My truck is a 2012 Ford F 150 with a 3.5 EcoBoost. I just finished using Sea Foam Spray by following the can instructions and now I have a check engine light. With your knowledge of doing these engine sprays what could be causing the engine light to come on?
Thanks for the question James. Using Sea Foam Spray through the upper intake can cause misfire codes during application. It’s just your engine computer noticing something irregular going on in the chambers and doing its job. The codes will typically reset to normal within 20 or so miles of driving (after the application). No worries, anyway.
I just had a cleaning done using Sea Foam and I have a check engine light for mass air flow and O2 sensors; the misfire you explained, but what of the sensors?
Good question, Grayson. Try clearing the code and see if it comes back. If your vehicle is higher-mileage and you get an O2 sensor code that won’t clear (comes back after clearing)… it’s likely that the O2 sensor is at the end of it’s useful life/needs replacement. We’re always here to help troubleshoot, so don’t hesitate to send us a message through the “Ask Jim” page under “Contact Us.” Hope this helps!
I sprayed Sea Foam Spray into my throttle body as directed. I did everything and now I got a service engine light on. What could it be?

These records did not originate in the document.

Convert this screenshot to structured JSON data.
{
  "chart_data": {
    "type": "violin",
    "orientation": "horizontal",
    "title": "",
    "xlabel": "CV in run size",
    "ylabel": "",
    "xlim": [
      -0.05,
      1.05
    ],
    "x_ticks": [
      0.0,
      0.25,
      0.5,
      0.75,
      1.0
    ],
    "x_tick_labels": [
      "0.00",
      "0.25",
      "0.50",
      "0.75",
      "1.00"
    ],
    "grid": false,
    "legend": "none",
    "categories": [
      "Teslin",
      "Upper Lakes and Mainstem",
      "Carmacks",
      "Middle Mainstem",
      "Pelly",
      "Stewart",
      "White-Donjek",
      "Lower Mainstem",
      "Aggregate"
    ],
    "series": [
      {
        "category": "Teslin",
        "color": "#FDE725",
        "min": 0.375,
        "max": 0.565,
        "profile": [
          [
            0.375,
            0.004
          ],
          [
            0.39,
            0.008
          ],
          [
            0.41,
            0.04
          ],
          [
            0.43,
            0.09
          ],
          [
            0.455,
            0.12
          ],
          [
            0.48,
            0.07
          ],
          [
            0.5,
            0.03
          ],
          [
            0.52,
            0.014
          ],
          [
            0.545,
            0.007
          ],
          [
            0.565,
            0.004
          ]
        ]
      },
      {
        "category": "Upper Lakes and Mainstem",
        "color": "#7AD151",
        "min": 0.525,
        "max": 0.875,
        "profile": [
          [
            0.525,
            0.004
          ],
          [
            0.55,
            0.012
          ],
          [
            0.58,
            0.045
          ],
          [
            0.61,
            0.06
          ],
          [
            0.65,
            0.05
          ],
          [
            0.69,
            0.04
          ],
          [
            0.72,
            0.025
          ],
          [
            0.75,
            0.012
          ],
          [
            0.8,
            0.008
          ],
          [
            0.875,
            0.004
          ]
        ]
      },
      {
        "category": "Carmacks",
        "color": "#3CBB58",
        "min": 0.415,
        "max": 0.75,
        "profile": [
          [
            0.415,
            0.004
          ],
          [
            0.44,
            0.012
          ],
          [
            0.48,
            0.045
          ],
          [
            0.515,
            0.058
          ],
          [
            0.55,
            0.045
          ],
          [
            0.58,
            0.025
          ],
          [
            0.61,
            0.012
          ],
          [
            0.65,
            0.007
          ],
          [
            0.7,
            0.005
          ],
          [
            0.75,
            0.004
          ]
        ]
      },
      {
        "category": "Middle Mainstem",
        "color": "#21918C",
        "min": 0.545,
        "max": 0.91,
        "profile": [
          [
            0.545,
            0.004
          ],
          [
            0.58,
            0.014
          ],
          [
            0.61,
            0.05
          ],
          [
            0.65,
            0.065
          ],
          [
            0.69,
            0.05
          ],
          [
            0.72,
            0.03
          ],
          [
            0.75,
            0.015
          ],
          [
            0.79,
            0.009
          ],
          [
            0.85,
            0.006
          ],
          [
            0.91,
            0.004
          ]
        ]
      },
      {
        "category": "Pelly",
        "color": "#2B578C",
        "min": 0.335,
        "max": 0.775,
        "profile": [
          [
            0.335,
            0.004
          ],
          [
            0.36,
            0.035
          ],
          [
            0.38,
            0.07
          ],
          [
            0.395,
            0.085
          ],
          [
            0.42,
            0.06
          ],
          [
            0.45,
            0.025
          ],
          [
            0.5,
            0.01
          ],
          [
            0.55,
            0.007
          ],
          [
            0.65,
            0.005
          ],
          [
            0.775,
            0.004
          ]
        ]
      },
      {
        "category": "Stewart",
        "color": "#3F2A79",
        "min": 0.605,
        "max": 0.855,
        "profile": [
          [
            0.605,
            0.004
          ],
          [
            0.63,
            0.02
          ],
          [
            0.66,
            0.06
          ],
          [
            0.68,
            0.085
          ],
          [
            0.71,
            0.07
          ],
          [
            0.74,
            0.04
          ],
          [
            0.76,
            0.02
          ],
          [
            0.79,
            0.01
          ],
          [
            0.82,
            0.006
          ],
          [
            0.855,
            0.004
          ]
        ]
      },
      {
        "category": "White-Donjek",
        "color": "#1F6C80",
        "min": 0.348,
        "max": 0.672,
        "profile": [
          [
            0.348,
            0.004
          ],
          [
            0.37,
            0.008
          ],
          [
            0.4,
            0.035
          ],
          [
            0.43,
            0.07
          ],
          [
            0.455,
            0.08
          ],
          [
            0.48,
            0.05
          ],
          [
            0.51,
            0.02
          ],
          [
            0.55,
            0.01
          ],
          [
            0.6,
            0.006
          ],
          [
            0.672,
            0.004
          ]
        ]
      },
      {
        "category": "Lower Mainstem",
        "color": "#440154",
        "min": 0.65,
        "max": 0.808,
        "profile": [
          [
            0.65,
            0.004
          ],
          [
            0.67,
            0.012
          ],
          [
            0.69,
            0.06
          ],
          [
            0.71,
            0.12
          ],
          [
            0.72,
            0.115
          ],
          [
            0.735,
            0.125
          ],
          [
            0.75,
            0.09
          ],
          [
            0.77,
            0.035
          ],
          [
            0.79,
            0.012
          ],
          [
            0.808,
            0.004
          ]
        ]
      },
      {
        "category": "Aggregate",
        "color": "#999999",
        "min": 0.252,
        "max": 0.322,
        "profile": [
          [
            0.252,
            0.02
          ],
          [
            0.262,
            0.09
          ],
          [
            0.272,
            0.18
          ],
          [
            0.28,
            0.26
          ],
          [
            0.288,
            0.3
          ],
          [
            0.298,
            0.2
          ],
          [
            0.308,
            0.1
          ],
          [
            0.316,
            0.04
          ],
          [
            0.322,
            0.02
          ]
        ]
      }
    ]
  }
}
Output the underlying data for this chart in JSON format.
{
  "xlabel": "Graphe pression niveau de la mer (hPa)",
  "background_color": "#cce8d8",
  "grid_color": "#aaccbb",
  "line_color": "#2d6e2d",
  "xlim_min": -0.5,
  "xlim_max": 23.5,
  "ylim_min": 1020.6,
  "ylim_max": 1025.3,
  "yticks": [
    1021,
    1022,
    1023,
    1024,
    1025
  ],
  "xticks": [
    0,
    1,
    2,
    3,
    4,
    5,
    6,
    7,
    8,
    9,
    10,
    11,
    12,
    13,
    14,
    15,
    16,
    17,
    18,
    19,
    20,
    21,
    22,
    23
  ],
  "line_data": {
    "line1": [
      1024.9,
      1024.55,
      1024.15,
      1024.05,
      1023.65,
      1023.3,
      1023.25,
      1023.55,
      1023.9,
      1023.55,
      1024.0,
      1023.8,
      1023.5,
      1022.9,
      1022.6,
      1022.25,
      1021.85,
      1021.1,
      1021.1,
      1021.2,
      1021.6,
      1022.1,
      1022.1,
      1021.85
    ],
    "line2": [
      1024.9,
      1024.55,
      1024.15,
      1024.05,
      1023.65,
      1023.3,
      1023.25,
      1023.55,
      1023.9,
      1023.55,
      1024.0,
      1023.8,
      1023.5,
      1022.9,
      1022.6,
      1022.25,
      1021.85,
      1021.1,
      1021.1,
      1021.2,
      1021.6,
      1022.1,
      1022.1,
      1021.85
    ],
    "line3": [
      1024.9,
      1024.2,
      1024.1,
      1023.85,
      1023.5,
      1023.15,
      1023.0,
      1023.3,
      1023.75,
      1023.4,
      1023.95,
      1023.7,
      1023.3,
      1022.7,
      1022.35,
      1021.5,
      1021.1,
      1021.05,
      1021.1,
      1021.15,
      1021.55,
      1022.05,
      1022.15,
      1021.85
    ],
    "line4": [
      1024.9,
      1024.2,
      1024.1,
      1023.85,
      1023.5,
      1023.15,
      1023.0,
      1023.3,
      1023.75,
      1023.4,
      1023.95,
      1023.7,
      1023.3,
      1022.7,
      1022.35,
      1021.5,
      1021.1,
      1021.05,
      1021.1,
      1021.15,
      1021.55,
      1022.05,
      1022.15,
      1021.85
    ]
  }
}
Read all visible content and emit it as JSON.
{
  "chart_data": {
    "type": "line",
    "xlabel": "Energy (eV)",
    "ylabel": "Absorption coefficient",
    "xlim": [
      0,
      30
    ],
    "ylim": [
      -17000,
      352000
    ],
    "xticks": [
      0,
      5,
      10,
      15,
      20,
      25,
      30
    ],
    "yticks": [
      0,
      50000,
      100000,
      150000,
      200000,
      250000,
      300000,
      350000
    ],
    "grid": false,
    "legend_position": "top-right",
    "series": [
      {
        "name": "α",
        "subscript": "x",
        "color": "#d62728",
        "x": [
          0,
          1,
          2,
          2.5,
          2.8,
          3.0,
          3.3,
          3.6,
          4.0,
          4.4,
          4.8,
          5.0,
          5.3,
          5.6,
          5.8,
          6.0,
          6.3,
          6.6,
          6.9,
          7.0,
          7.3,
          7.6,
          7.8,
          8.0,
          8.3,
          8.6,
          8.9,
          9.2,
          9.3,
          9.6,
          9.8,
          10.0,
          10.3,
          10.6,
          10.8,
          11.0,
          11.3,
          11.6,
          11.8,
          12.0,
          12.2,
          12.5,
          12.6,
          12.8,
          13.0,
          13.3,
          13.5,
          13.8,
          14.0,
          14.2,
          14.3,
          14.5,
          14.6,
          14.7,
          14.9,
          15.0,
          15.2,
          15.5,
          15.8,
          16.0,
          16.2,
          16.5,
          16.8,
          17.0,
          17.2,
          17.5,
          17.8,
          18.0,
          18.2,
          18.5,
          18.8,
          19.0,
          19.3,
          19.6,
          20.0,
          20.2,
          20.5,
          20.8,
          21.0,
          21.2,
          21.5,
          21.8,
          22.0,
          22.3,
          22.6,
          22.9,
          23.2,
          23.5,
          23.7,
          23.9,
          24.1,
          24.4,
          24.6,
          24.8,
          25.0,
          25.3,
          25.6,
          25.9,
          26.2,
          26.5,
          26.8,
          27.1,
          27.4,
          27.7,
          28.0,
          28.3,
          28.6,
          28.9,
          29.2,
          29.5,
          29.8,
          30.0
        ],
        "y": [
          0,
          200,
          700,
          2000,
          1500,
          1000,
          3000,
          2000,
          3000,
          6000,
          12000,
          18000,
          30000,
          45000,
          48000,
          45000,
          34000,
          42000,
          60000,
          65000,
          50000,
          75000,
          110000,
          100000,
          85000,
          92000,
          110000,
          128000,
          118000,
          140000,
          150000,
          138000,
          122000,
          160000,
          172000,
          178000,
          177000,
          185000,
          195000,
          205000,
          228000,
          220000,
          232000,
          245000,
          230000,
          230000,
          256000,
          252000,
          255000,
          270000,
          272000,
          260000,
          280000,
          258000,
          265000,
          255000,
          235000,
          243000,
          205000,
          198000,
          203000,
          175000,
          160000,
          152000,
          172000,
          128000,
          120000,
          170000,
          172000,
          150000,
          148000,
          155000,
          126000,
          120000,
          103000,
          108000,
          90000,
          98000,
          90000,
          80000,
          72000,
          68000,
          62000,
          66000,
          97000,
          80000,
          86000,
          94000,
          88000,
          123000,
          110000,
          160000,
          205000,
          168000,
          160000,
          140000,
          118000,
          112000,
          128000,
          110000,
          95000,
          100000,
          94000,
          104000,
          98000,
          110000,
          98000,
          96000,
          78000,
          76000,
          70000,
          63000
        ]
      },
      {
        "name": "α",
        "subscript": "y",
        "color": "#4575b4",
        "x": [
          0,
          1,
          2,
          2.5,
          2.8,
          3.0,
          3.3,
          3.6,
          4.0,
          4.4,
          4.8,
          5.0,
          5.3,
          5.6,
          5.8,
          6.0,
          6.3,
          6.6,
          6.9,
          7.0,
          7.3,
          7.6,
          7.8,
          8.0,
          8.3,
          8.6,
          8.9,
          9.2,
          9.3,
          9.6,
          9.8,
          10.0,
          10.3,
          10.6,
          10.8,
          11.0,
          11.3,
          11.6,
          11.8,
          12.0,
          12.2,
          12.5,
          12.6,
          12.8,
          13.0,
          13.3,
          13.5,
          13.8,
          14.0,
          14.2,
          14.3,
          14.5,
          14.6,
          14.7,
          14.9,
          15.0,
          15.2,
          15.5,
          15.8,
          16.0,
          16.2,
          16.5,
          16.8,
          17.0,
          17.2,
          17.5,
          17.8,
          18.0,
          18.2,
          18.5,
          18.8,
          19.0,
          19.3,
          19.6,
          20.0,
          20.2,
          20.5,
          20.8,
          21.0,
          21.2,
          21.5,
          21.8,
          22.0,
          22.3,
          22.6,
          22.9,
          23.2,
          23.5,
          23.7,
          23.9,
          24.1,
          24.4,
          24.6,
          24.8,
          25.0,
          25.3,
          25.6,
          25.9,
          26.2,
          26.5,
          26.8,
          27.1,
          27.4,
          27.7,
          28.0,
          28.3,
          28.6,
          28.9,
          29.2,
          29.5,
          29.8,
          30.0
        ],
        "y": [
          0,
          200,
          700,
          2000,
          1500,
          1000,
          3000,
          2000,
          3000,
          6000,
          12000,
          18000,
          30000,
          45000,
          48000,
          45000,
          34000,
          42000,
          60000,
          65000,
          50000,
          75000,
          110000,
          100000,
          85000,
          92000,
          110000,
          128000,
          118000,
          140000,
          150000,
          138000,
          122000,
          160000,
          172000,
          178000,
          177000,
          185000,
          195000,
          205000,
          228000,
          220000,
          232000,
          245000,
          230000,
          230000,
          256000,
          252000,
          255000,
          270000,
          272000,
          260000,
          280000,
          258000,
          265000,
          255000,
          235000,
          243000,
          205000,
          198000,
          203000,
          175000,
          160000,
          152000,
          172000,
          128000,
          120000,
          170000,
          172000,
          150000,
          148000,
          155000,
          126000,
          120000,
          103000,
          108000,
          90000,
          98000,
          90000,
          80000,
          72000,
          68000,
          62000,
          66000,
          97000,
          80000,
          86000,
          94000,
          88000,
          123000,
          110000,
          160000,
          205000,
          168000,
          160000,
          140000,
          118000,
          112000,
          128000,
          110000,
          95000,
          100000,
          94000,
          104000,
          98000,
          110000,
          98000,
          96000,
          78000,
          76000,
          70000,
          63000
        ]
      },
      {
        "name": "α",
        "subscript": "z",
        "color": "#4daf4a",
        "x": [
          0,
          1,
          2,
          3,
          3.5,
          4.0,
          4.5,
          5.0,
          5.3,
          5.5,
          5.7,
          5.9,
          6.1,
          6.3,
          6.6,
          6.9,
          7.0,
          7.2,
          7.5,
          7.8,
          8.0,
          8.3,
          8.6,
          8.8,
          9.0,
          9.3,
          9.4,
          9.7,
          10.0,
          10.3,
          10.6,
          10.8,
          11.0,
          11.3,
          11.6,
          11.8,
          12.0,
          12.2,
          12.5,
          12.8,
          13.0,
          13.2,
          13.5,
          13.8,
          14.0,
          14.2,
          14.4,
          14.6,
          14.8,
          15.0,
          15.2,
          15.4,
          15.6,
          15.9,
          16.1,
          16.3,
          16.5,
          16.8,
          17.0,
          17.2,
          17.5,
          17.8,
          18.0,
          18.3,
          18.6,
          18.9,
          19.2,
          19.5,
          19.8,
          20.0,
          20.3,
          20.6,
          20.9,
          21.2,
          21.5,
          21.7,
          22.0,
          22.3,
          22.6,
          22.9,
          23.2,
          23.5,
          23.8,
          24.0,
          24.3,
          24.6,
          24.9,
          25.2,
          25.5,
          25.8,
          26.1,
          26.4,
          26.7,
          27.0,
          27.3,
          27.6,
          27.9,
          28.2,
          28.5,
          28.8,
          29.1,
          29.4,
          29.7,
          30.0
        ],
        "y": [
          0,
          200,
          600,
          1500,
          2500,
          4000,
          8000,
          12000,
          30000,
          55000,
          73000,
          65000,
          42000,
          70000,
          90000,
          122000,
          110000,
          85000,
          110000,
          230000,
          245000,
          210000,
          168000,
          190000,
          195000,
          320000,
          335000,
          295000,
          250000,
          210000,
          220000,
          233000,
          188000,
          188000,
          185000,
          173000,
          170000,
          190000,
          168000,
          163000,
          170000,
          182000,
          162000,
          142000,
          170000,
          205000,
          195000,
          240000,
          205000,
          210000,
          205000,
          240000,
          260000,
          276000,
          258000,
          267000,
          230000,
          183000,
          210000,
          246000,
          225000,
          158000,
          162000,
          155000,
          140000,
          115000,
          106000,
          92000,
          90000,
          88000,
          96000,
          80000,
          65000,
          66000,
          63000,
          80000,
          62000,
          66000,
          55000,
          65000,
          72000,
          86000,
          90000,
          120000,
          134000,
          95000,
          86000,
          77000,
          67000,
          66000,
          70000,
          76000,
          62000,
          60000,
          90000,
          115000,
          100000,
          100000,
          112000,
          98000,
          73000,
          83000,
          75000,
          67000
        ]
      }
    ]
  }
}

Could you help me please?
Applying Sea Foam Spray through the intake can cause a misfire code during the treatment. Understand that you’re adding something unusual to the upper engine’s fuel and air mix during the cleaning application, so it might take up to 20 post-treatment driving miles for your engine’s sensors to re-adjust to normal. If the check engine light (CEL) remains, you can disconnect the negative cranking battery connection for a few seconds to clear the CEL.